# Varmint Rifle



## 1shotWonder (Oct 10, 2005)

.223 or .22-250? I know both have their advantages, but im thinking of buying a Sako 75 grey wolf for a varmint caliber. unless somebody out there has used this gun and has a better suggestion


----------



## t_lowe_3081 (Oct 10, 2005)

i have not used the specific gun, however i do have experience with both calibers. and i much say that my personal preference is the 22-250. little bit hotter, little more behind it. i just like it a little better than the 223. theres my 2 cents, if u have any questions, just post back, or u can send me a private message. thanx,


----------



## gunattic (Jan 9, 2005)

22-250 hands down.. reach out there and touch the vermin... and do yourself a favor.. get some high magnification scope with adjustable objective and a target dot reticle


----------



## 1shotWonder (Oct 10, 2005)

well im not getting the gun for a while yet, but i know already it will be a Nikon monarch scope on it.


----------



## gunattic (Jan 9, 2005)

I know the monarch 6.5x20 is available with a target dot.. not sure what the dot size is though.. should be a good scope. Ever consider a Mueller scope?.. they are a good scope, have an illuminated dot, and you can get 2 for the price of the nikon.


----------



## possum daddy (Oct 22, 2005)

I agree on the 22-250. It offers a little more in the power/range area. The only reason I would opt for the .223 is if you plan to do a lot of shooting and you don't handload. Ammo is a lot more available and less expensive for the .223.


----------



## Jorge_V (Oct 29, 2005)

[[]]


----------



## Dave_w (May 25, 2005)

I have to agree with the evaluation of Nikons.

Seriously, pick up a Nikon and pick up a cheaper scope in the same power with the same features. Look through both. Which is the expensive glass? Can't tell, can ya? Now try looking through it in the dark. Still can't tell, eh?

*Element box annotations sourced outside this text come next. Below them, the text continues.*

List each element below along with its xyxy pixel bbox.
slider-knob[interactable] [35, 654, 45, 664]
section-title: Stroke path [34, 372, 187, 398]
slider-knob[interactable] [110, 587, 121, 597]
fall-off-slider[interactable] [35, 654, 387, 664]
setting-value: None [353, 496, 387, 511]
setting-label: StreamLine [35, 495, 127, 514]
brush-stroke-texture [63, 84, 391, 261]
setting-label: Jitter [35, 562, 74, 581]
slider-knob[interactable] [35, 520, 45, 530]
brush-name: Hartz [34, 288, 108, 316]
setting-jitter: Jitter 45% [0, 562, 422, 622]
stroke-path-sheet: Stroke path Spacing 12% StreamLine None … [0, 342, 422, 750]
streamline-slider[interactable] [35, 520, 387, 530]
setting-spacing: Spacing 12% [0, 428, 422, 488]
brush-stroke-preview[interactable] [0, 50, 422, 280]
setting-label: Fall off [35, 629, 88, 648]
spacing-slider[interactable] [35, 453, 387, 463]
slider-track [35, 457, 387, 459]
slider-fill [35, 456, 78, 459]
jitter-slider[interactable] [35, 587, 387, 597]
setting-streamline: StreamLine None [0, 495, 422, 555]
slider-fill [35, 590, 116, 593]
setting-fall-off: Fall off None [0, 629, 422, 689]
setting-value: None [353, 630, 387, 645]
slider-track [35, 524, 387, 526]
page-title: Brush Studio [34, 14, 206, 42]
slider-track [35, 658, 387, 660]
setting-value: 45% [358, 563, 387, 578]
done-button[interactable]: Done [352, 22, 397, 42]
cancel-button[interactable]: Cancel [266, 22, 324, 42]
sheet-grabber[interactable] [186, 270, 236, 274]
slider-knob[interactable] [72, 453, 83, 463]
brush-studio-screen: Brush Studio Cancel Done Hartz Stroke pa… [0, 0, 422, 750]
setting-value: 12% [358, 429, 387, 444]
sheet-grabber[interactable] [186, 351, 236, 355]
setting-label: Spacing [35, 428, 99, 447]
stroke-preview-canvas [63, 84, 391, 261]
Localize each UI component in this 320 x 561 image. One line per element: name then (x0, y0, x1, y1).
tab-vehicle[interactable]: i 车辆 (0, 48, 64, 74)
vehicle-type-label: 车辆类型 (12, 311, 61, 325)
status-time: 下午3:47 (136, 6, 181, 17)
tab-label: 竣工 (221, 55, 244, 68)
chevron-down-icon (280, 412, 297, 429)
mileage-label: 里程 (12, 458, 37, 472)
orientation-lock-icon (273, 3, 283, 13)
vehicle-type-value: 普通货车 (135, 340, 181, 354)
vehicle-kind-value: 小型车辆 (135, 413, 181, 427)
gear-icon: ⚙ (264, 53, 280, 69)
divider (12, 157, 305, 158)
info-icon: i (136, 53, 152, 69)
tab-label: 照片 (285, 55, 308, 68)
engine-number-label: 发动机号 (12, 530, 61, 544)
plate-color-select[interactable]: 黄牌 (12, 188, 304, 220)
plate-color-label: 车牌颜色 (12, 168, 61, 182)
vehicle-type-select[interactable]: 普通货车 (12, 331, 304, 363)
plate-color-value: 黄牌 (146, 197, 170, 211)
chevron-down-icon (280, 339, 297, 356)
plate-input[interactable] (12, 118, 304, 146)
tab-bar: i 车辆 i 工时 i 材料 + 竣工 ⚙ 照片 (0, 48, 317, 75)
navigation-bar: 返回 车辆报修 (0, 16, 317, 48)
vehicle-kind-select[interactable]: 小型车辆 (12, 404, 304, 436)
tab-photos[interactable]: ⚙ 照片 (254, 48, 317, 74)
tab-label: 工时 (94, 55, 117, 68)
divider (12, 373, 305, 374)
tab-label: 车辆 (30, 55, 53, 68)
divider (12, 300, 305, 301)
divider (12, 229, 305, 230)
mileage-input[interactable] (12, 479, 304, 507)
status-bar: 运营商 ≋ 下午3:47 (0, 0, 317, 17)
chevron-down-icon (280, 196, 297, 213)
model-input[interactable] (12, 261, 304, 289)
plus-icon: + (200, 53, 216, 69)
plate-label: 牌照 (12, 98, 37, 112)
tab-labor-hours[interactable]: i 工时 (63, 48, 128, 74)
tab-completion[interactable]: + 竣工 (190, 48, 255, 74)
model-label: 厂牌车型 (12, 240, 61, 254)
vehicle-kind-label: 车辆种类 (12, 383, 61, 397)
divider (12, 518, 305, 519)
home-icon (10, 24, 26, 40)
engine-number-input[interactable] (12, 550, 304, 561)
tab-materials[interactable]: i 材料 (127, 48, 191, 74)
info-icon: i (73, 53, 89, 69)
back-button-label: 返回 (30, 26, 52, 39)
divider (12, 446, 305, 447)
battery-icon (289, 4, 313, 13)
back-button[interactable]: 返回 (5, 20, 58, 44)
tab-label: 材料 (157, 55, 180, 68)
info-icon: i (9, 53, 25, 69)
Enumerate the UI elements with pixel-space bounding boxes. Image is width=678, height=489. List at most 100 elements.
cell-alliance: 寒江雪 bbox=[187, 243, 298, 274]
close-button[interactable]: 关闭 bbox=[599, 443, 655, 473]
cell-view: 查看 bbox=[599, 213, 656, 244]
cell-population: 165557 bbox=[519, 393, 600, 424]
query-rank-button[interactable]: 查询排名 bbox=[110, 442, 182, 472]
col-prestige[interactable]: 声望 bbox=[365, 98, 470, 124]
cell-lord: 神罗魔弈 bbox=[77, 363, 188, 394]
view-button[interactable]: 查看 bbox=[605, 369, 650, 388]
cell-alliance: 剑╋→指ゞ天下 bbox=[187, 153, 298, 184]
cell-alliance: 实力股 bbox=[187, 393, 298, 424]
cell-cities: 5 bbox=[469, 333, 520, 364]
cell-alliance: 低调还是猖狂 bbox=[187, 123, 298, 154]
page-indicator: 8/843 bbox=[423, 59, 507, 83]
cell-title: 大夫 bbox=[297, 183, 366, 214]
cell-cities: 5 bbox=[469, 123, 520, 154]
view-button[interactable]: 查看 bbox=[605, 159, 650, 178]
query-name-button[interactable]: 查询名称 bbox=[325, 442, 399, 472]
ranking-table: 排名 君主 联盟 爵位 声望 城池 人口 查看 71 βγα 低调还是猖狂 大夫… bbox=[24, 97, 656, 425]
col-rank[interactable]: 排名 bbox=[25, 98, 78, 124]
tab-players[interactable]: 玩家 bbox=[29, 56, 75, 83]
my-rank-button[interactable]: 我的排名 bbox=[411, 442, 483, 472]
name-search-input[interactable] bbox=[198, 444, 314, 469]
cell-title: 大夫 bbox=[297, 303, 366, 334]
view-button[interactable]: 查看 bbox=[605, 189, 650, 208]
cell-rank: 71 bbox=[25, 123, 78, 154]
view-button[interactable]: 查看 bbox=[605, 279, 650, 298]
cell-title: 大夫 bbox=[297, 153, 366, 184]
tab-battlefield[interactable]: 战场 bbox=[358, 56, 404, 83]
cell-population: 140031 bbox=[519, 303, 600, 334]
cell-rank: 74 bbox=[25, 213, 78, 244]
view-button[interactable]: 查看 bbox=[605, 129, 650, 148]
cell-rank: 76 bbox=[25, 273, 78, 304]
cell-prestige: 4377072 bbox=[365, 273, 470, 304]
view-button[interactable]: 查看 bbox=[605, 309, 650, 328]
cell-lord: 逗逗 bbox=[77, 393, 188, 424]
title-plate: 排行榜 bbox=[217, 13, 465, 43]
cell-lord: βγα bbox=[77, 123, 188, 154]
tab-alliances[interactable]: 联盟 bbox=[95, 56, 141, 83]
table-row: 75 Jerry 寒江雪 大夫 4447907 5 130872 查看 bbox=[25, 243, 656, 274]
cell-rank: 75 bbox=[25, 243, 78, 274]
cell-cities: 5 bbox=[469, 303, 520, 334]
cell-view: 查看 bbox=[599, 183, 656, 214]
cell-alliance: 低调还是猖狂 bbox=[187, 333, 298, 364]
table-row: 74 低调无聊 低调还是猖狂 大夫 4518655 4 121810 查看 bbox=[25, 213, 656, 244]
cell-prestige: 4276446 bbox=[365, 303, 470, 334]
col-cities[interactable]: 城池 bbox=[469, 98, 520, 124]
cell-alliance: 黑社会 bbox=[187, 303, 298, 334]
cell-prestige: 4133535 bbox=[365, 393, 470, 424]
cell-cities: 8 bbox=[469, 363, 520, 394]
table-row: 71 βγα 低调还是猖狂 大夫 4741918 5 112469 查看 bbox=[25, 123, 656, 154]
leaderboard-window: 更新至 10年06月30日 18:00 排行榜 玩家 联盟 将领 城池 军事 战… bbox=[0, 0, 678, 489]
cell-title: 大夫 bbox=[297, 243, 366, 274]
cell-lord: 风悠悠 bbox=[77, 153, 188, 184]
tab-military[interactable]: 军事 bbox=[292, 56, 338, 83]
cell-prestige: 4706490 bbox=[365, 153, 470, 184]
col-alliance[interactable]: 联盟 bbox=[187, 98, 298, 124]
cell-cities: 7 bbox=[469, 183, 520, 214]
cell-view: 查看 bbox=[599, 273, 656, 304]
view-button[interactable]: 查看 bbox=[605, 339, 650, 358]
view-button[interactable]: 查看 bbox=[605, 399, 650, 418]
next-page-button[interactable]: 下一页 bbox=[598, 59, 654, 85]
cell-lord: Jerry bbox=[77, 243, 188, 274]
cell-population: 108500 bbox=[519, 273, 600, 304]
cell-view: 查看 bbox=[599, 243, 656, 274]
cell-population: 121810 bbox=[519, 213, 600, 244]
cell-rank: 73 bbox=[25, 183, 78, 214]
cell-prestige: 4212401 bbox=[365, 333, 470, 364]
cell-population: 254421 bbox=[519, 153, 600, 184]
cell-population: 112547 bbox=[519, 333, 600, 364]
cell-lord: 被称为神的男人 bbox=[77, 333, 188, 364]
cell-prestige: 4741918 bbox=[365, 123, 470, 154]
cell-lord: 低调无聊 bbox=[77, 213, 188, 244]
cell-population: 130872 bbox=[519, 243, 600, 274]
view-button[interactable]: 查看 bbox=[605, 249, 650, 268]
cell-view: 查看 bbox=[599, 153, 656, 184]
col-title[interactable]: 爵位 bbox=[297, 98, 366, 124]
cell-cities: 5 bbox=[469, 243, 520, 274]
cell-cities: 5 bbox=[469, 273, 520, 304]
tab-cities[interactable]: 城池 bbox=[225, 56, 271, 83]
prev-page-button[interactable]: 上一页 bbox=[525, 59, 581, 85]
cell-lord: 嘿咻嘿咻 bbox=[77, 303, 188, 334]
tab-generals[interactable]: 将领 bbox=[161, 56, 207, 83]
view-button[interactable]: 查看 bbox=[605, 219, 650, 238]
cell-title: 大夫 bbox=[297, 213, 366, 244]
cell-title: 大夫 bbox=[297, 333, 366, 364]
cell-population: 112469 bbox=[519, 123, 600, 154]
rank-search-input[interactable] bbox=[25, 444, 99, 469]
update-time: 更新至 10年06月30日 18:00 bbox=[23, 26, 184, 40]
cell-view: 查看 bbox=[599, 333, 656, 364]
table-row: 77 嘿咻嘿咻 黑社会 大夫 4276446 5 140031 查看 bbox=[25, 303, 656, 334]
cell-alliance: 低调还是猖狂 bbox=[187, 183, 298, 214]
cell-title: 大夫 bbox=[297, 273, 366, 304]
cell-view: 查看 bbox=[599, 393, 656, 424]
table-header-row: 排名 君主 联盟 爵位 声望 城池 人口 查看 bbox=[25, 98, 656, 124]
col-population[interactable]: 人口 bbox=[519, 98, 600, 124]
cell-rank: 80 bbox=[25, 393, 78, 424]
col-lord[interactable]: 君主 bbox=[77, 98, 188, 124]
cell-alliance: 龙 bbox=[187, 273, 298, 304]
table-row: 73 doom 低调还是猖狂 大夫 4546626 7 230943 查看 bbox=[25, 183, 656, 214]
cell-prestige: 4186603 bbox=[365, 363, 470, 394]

Here's my advice though: Go with a 50mm objective. I'd been using 40s for a while before I stepped up to a big 6.5-24x50mm. The wider field of vision helps with target acquisition at any range and magnification, and sucks light in like a black hole. That, and you look like the $h!t shooting it.

Unless you're always banging your rifle around through thick brush, in qhich case a smaller, slimmer scope is probly better.

For reference, my NcStar 6.5-24x50 came with an illuminated retical, adjustable objective, and finger-adjustable knobs, at a price of $120. I love the damn thing.


----------